Initially, we modeled agents as rational decision makers in the mainstream political science tradition. When encountering other agents, they either met halfway or refused, but in any case this did not give rise to a single ideological dimension. Agents can be consensually centralized or remain dispersed.
But politics is not purely rational. Often characterized by intuition and anger. However, political science has not always been successful in incorporating emotions into decision-making models. So we turned to one of the founders of social psychology for inspiration.
In the 1950s, Austrian-born psychologist Fritz Heider coined the term cognitive balance theory, which states that people strive for consistency in their mental patterns. For example, if two of our friends hate each other, or if one of our friends is in love with someone we despise, we are perplexed. Similarly, we try to avoid agreeing with people we like just as we avoid agreeing with people we dislike.
We reflected this balance mechanism in our simulations. When two of our agents met each other, they first determined the extent to which they agreed or disagreed on various political issues. And they transformed agreement into sympathy and disagreement into disgust. Finally, I adjusted the position of the problem in a way that increases consistency.
When we met someone we mostly agreed with, we adjusted our opinions to smooth out any remaining disagreements. In the opposite case, they sought to further intensify their disagreements.

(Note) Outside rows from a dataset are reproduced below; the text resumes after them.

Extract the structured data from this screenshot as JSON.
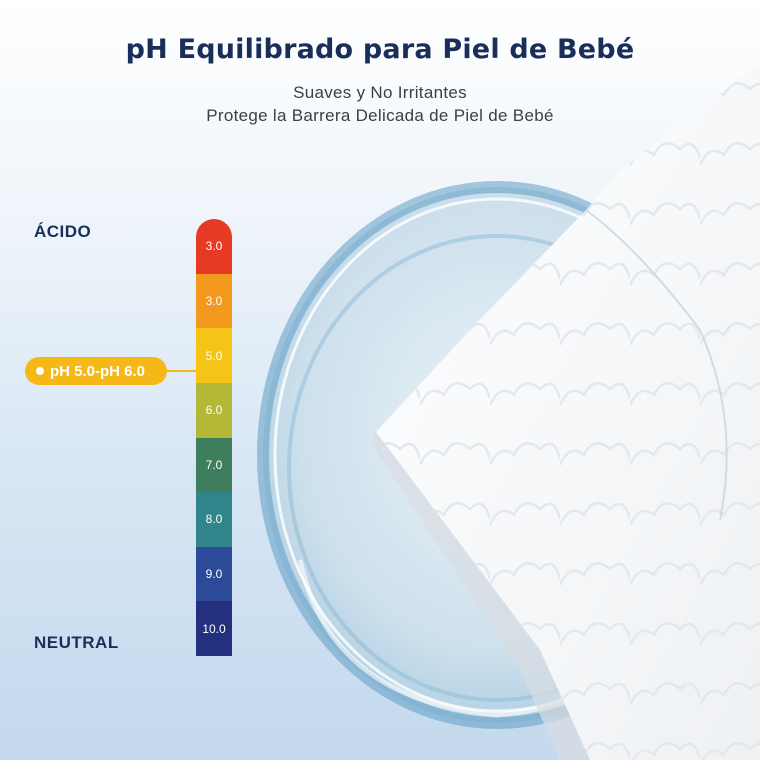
{
  "header": {
    "title": "pH Equilibrado para Piel de Bebé",
    "subtitle_line1": "Suaves y No Irritantes",
    "subtitle_line2": "Protege la Barrera Delicada de Piel de Bebé"
  },
  "scale": {
    "top_label": "ÁCIDO",
    "bottom_label": "NEUTRAL",
    "highlight": "pH 5.0-pH 6.0",
    "segments": [
      {
        "value": "3.0",
        "color": "#e63a24"
      },
      {
        "value": "3.0",
        "color": "#f39a1e"
      },
      {
        "value": "5.0",
        "color": "#f6c417"
      },
      {
        "value": "6.0",
        "color": "#b4b836"
      },
      {
        "value": "7.0",
        "color": "#3f7e5d"
      },
      {
        "value": "8.0",
        "color": "#2f8589"
      },
      {
        "value": "9.0",
        "color": "#2b4a97"
      },
      {
        "value": "10.0",
        "color": "#23307e"
      }
    ]
  },
  "illustration": {
    "icons": [
      "petri-dish-icon",
      "baby-wipe-icon"
    ]
  }
}
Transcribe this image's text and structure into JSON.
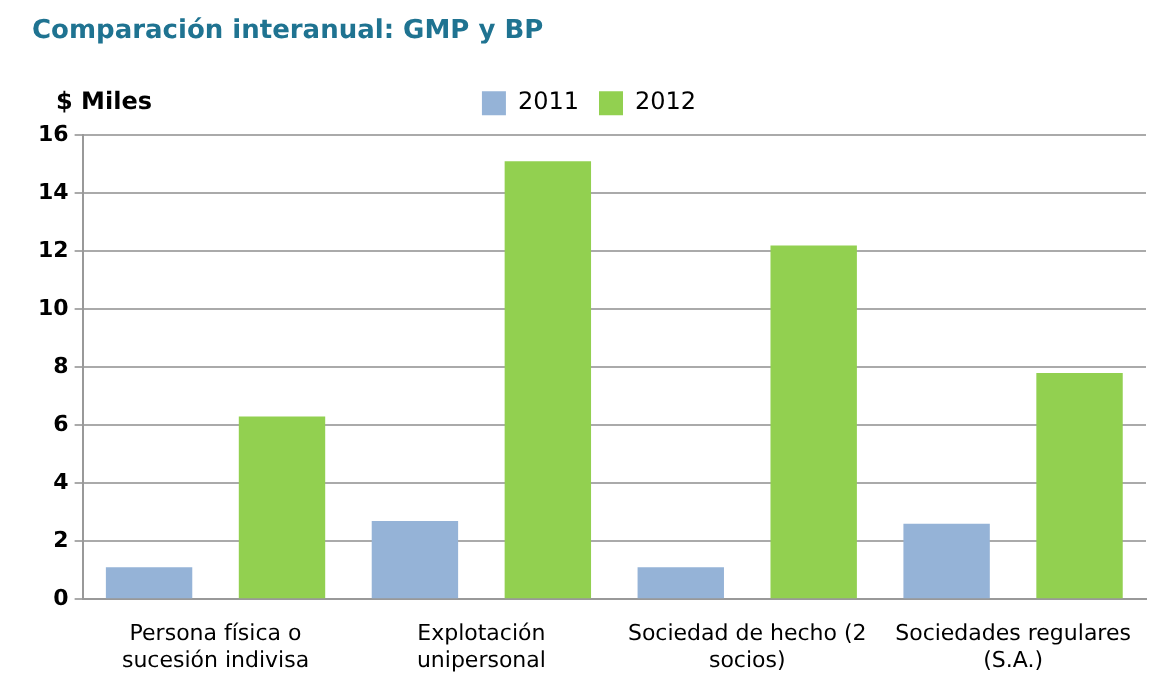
{
  "chart_data": {
    "type": "bar",
    "title": "Comparación interanual: GMP y BP",
    "ylabel": "$ Miles",
    "categories": [
      "Persona física o sucesión indivisa",
      "Explotación unipersonal",
      "Sociedad de hecho (2 socios)",
      "Sociedades regulares (S.A.)"
    ],
    "series": [
      {
        "name": "2011",
        "color": "#95b3d7",
        "values": [
          1.1,
          2.7,
          1.1,
          2.6
        ]
      },
      {
        "name": "2012",
        "color": "#92d050",
        "values": [
          6.3,
          15.1,
          12.2,
          7.8
        ]
      }
    ],
    "ylim": [
      0,
      16
    ],
    "yticks": [
      0,
      2,
      4,
      6,
      8,
      10,
      12,
      14,
      16
    ],
    "grid": "y",
    "legend": "top"
  }
}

All of this happened little by little each time the agents met. But no matter what dimension of the problem that initiated the simulation, through countless interactions, the agents eventually self-organized into a single ideological dimension.
Where exactly an individual agent landed on this ideological continuum depended on one important factor: the strength of the link between disagreement on the issue and personal aversion .
If this connection is weak, that is, agents may dislike each other but agree, or may like each other but disagree, then agents will continue to remain close to the center. If it was strong, the simulated society split into two opposing camps and became polarized.
This suggests that polarization is related to people’s ability to connect with others on a personal level. If we lose sight of the fact that those who disagree with us are usually decent people with good intentions, we may find ourselves increasingly divided on political issues, with less room for compromise.
This is noteworthy at a time when much political discussion takes place online through impersonal or anonymous social media accounts. The real world is far more complex than a one-dimensional view of politics suggests. And people go far beyond the political views they share online.
After all, you can’t get rid of the force of cognitive balance any more than you can get rid of gravity. But you can find ways to increase personal connections between people with different political views.
This article is republished from The Conversation under a Creative Commons license. Read the original article.